Así que, ¿cómo describir al México del 2013 sin que las maestras universitarias digan que se hace apología del criminal? ¿Dónde caben los 121 mil muertos de Calderón y Peña Nieto, lo macabro que no queremos y que además no pedimos, y nuestra paz forzada a tiros? De todas maneras es un cómic, y así como los diarios y todos los medios de comunicación, eligen una parte para mostrar. Pero para qué clavarse si ya se acerca la quincena y el Supermán sale cada quince días, junto con el Batman, perfectamente editados y maquetados por Televisa y sus secuaces. O si uno quiere esperar todavía un poco más, los nuevos cómics de los walking deads no tardan ni tantito. Es como todo. Revisar al Kalimán con el único objetivo de decir que fue creado por mexicanos es tan de güeva como aventarse alguna saga sesentera del Hombre Araña o El Sargento Furia, cuando lo único negro que tenía era su alma de celulosa.
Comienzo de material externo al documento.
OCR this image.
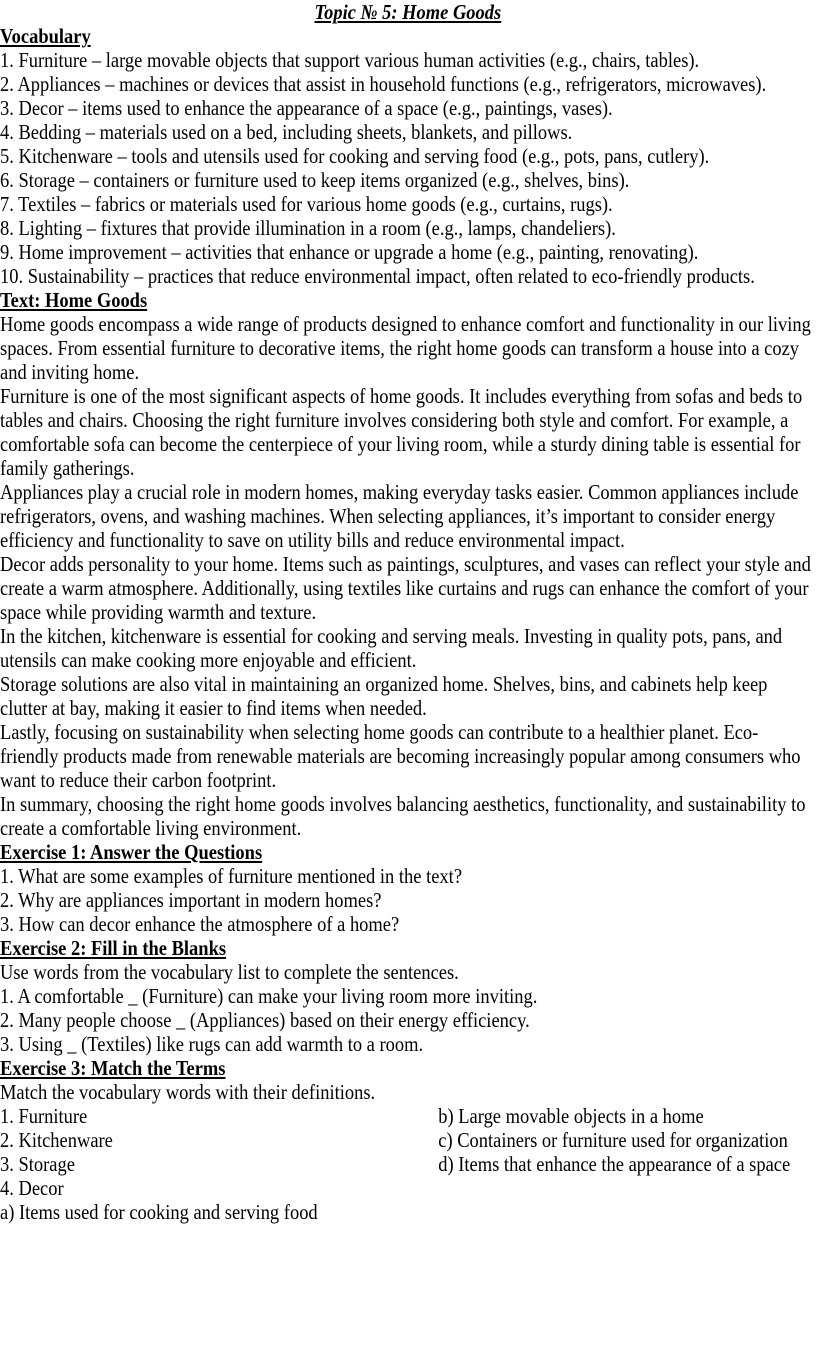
Topic № 5: Home Goods

Vocabulary

1. Furniture – large movable objects that support various human activities (e.g., chairs, tables).

2. Appliances – machines or devices that assist in household functions (e.g., refrigerators, microwaves).

3. Decor – items used to enhance the appearance of a space (e.g., paintings, vases).

4. Bedding – materials used on a bed, including sheets, blankets, and pillows.

5. Kitchenware – tools and utensils used for cooking and serving food (e.g., pots, pans, cutlery).

6. Storage – containers or furniture used to keep items organized (e.g., shelves, bins).

7. Textiles – fabrics or materials used for various home goods (e.g., curtains, rugs).

8. Lighting – fixtures that provide illumination in a room (e.g., lamps, chandeliers).

9. Home improvement – activities that enhance or upgrade a home (e.g., painting, renovating).

10. Sustainability – practices that reduce environmental impact, often related to eco-friendly products.

Text: Home Goods

Home goods encompass a wide range of products designed to enhance comfort and functionality in our living spaces. From essential furniture to decorative items, the right home goods can transform a house into a cozy and inviting home.

Furniture is one of the most significant aspects of home goods. It includes everything from sofas and beds to tables and chairs. Choosing the right furniture involves considering both style and comfort. For example, a comfortable sofa can become the centerpiece of your living room, while a sturdy dining table is essential for family gatherings.

Appliances play a crucial role in modern homes, making everyday tasks easier. Common appliances include refrigerators, ovens, and washing machines. When selecting appliances, it’s important to consider energy efficiency and functionality to save on utility bills and reduce environmental impact.

Decor adds personality to your home. Items such as paintings, sculptures, and vases can reflect your style and create a warm atmosphere. Additionally, using textiles like curtains and rugs can enhance the comfort of your space while providing warmth and texture.

In the kitchen, kitchenware is essential for cooking and serving meals. Investing in quality pots, pans, and utensils can make cooking more enjoyable and efficient.

Storage solutions are also vital in maintaining an organized home. Shelves, bins, and cabinets help keep clutter at bay, making it easier to find items when needed.

Lastly, focusing on sustainability when selecting home goods can contribute to a healthier planet. Eco-friendly products made from renewable materials are becoming increasingly popular among consumers who want to reduce their carbon footprint.

In summary, choosing the right home goods involves balancing aesthetics, functionality, and sustainability to create a comfortable living environment.

Exercise 1: Answer the Questions

1. What are some examples of furniture mentioned in the text?

2. Why are appliances important in modern homes?

3. How can decor enhance the atmosphere of a home?

Exercise 2: Fill in the Blanks

Use words from the vocabulary list to complete the sentences.

1. A comfortable _ (Furniture) can make your living room more inviting.

2. Many people choose _ (Appliances) based on their energy efficiency.

3. Using _ (Textiles) like rugs can add warmth to a room.

Exercise 3: Match the Terms

Match the vocabulary words with their definitions.

1. Furniture

2. Kitchenware

3. Storage

4. Decor

a) Items used for cooking and serving food

b) Large movable objects in a home

c) Containers or furniture used for organization

d) Items that enhance the appearance of a space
Mientras pasan 60 años para que los cárteles narcotraficantes sean explicados de otra forma –una guerra de guerrillas, por ejemplo, una lucha armada entre políticos de pacotilla- los Illuminati se divierten jugando con los símbolos. La ese supermanesca como anticipo del ojo que todo lo ve o el infinito turbulento aparecen por doquier, hasta en los conciertos de Nelly Furtado y sus pases dobles regalados en algún lugar de Polonia. El símbolo no tiene poderes místicos, ni siquiera mágicos, como pretendía Beto el Boticario, pero sin el emblema pocos son menos que nada. Los cómics justifican y oficializan esas formas patrocinadas por patadas energéticas de Monster y Red Bull, garras y toros. Y a veces cruces o budas sonrientes, serios, le ponen tono a la sicosis del quebranto. Nadie quiere saber nada cuando ya lo sabe todo, o al menos todo de esa parte de la historia que le traspasa a uno y no lo deja dormir porque las ventanas están abiertas y por allí se cuela, se cuela, se cuela.